Detection and monitoring guidance
- Audit web server/access logs for unusual values in parameters used to include resources (e.g., requests where the target parameter contains traversal-like characters).
- Monitor application logs for failed file-access exceptions originating when resolving or loading resources.
- Use file integrity monitoring on sensitive configuration files and watch for unexpected reads or access patterns.
- Add specialized IDS/IPS/WAF rules to detect attempts to retrieve non-public files or to include unexpected resource paths.
Testing and validation
- Perform secure code reviews looking for string concatenation used to build paths or resource identifiers.
- Run static analysis tools that detect path traversal patterns and insecure file access.
- When validating fixes, test on a staging server only and use authenticated test accounts; validate both positive (allowed pages still load) and negative cases (attempted traversal is rejected).

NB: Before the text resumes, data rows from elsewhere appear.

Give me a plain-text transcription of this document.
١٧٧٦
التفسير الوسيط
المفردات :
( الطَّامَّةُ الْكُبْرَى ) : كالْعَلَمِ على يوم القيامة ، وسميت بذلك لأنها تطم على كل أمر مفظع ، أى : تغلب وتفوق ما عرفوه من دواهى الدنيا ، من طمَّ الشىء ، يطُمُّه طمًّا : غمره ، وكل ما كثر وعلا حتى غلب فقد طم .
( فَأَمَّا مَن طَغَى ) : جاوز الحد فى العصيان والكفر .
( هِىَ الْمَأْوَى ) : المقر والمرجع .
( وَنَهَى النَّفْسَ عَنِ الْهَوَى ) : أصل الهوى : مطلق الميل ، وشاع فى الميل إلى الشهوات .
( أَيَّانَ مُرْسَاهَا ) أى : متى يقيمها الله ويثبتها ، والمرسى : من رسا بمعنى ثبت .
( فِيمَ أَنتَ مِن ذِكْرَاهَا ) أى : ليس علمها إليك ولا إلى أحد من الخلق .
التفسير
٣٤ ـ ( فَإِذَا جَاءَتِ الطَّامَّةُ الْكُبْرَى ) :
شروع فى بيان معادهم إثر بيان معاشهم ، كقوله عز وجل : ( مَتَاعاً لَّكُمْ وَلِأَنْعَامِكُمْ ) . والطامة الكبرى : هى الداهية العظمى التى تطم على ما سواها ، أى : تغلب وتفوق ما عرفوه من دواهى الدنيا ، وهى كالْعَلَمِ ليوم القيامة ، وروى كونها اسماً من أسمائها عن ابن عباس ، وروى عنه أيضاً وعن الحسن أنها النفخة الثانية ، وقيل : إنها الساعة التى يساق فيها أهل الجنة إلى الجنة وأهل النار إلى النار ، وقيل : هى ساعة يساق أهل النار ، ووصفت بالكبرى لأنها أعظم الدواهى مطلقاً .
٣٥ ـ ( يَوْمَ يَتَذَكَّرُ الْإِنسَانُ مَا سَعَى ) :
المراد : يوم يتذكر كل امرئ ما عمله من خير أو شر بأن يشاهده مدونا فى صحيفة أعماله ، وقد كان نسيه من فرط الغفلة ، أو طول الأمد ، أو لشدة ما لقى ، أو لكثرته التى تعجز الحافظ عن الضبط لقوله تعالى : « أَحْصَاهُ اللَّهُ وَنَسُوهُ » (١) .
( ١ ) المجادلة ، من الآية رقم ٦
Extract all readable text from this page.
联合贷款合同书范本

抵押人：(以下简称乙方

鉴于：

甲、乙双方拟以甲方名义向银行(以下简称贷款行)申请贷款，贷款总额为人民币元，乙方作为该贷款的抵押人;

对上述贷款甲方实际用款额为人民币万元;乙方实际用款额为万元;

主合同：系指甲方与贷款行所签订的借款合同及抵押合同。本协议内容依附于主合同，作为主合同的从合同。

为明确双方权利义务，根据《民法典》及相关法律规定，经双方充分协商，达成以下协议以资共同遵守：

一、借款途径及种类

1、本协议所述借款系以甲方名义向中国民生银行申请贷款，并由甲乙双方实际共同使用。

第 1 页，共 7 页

Responsible disclosure and patching
If you maintain OpenClinic instances, subscribe to vendor advisories and apply the official fix as soon as it is available. If you discover similar issues, follow responsible disclosure practices: privately notify the vendor, provide reproduction steps and test cases, and coordinate on timelines for remediation before public disclosure.
Best practices summary
- Prefer allowlists for selectable pages/resources instead of using raw input to build paths.
- Canonicalize and validate resolved paths against a known base directory if dynamic paths are necessary.
- Restrict filesystem permissions and minimize the application's file access scope.
- Employ layered defenses: WAF, monitoring, secure coding, and regular patching.